Throughout our session, Gem shared bits and pieces of wisdom when it comes to testing voice apps.
  • The simulator and real devices behave very differently, so normally they always test on real devices. Furthermore, the simulator is way slower than real devices; another reason to use the latter.
  • They do lots of API testing, checking the JSON output, to ensure the implemented functionality is working as expected.
  • They learned how to test efficiently. Why? Well, when you explore without automation you have to listen to the skill welcome and introduction text again and again and again and again... This does not only take a lot of time, it is also very quickly annoying. Very. Quickly. So, exploratory testing without automation can indeed by very inefficient in this case so they try to automate as much as possible on API level.
  • As the team got more and more mature, they now started to think more and more about how to increase testability. With all automation in place, you still have to test with the real devices as it's the only way to get the real experience.
  • It is really hard to design voice experiences. For example, you have no idea whether you have a very experienced user who might get annoyed by having to listen to too much navigation, or a newbie, who simply needs more instructions.
  • Always ask yourself: Are you still testing the skill, or already the device? Testing the device does not make sense, we can't change it anyways. Going through the list of things users actually say and what Alexa understands, however, does make sense as it allows you to add those as synonyms and make the skill more user-friendly.

Retro Time

We quickly found ourselves at the end of our 90 minutes time box. Gem felt the session went very well, using Zoom to share screen control was amazing, she had lots of fun and the time flew by. For another session she would spend more time in the children's skill BBC offered as it had more branching narratives.

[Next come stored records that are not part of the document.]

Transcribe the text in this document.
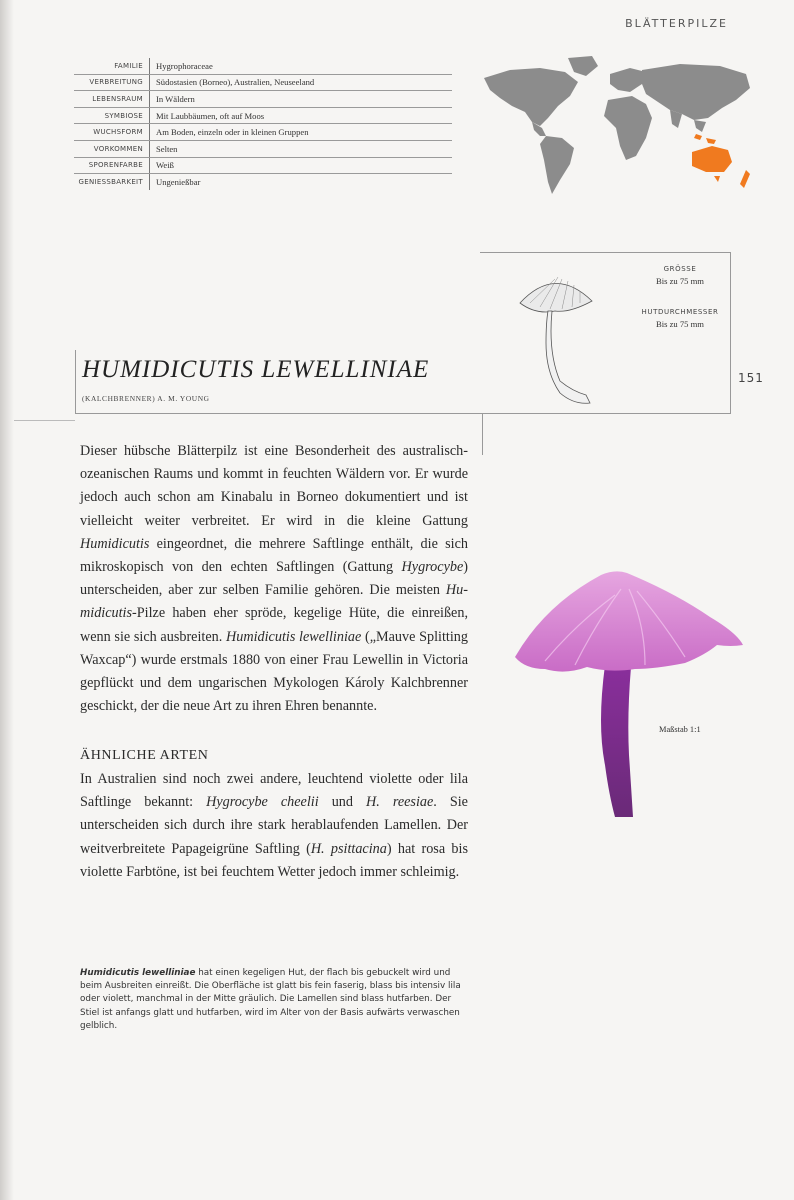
BLÄTTERPILZE
151
FAMILIE	Hygrophoraceae
VERBREITUNG	Südostasien (Borneo), Australien, Neuseeland
LEBENSRAUM	In Wäldern
SYMBIOSE	Mit Laubbäumen, oft auf Moos
WUCHSFORM	Am Boden, einzeln oder in kleinen Gruppen
VORKOMMEN	Selten
SPORENFARBE	Weiß
GENIESSBARKEIT	Ungenießbar
GRÖSSE
Bis zu 75 mm
HUTDURCHMESSER
Bis zu 75 mm
HUMIDICUTIS LEWELLINIAE
(KALCHBRENNER) A. M. YOUNG

Dieser hübsche Blätterpilz ist eine Besonderheit des australisch-ozeanischen Raums und kommt in feuchten Wäldern vor. Er wurde jedoch auch schon am Kinabalu in Borneo dokumentiert und ist vielleicht weiter verbreitet. Er wird in die kleine Gattung Humidicutis eingeordnet, die mehrere Saftlinge enthält, die sich mikroskopisch von den echten Saftlingen (Gattung Hygrocybe) unterscheiden, aber zur selben Familie gehören. Die meisten Humidicutis-Pilze haben eher spröde, kegelige Hüte, die einreißen, wenn sie sich ausbreiten. Humidicutis lewelliniae („Mauve Splitting Waxcap“) wurde erstmals 1880 von einer Frau Lewellin in Victoria gepflückt und dem ungarischen Mykologen Károly Kalchbrenner geschickt, der die neue Art zu ihren Ehren benannte.

ÄHNLICHE ARTEN

In Australien sind noch zwei andere, leuchtend violette oder lila Saftlinge bekannt: Hygrocybe cheelii und H. reesiae. Sie unterscheiden sich durch ihre stark herablaufenden Lamellen. Der weitverbreitete Papageigrüne Saftling (H. psittacina) hat rosa bis violette Farbtöne, ist bei feuchtem Wetter jedoch immer schleimig.

Maßstab 1:1
Humidicutis lewelliniae hat einen kegeligen Hut, der flach bis gebuckelt wird und beim Ausbreiten einreißt. Die Oberfläche ist glatt bis fein faserig, blass bis intensiv lila oder violett, manchmal in der Mitte gräulich. Die Lamellen sind blass hutfarben. Der Stiel ist anfangs glatt und hutfarben, wird im Alter von der Basis aufwärts verwaschen gelblich.
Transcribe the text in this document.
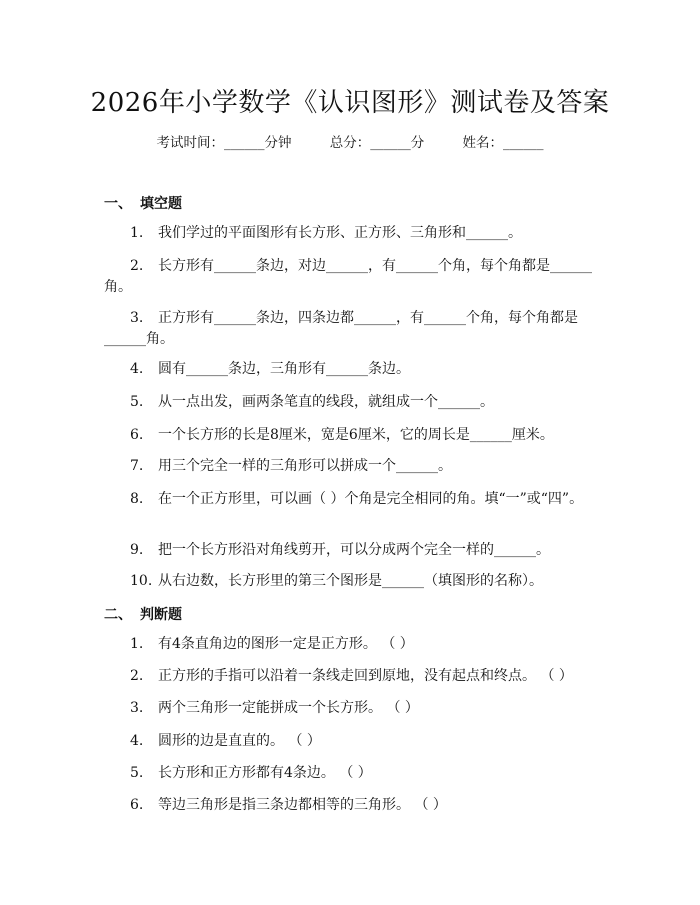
2026年小学数学《认识图形》测试卷及答案
考试时间：______分钟	总分：______分	姓名：______
一、 填空题
1. 我们学过的平面图形有长方形、正方形、三角形和______。
2. 长方形有______条边，对边______，有______个角，每个角都是______角。
3. 正方形有______条边，四条边都______，有______个角，每个角都是______角。
4. 圆有______条边，三角形有______条边。
5. 从一点出发，画两条笔直的线段，就组成一个______。
6. 一个长方形的长是8厘米，宽是6厘米，它的周长是______厘米。
7. 用三个完全一样的三角形可以拼成一个______。
8. 在一个正方形里，可以画（ ）个角是完全相同的角。填“一”或“四”。
9. 把一个长方形沿对角线剪开，可以分成两个完全一样的______。
10. 从右边数，长方形里的第三个图形是______（填图形的名称）。
二、 判断题
1. 有4条直角边的图形一定是正方形。 （ ）
2. 正方形的手指可以沿着一条线走回到原地，没有起点和终点。 （ ）
3. 两个三角形一定能拼成一个长方形。 （ ）
4. 圆形的边是直直的。 （ ）
5. 长方形和正方形都有4条边。 （ ）
6. 等边三角形是指三条边都相等的三角形。 （ ）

For me the session was awesome, Gem provided a perfect test setup for us to practice. I agreed that a more complex skill would be interesting, however, it was also nice to start with such a "basic" skill as the radio player. This challenged us to come up with good test ideas and we still found issues for such a basic skill. I really appreciated Gem for sharing her knowledge with me, I learned a lot in our session and my respect for people designing and testing voice experiences grew even further. Gem shared it's a real challenge and they are learning something new every day. By the way, a fun fact I learned today: both of us are normally listening to audiobooks when at home! It was a real pleasure testing with Gem and I'm already looking forward to seeing her again in real life.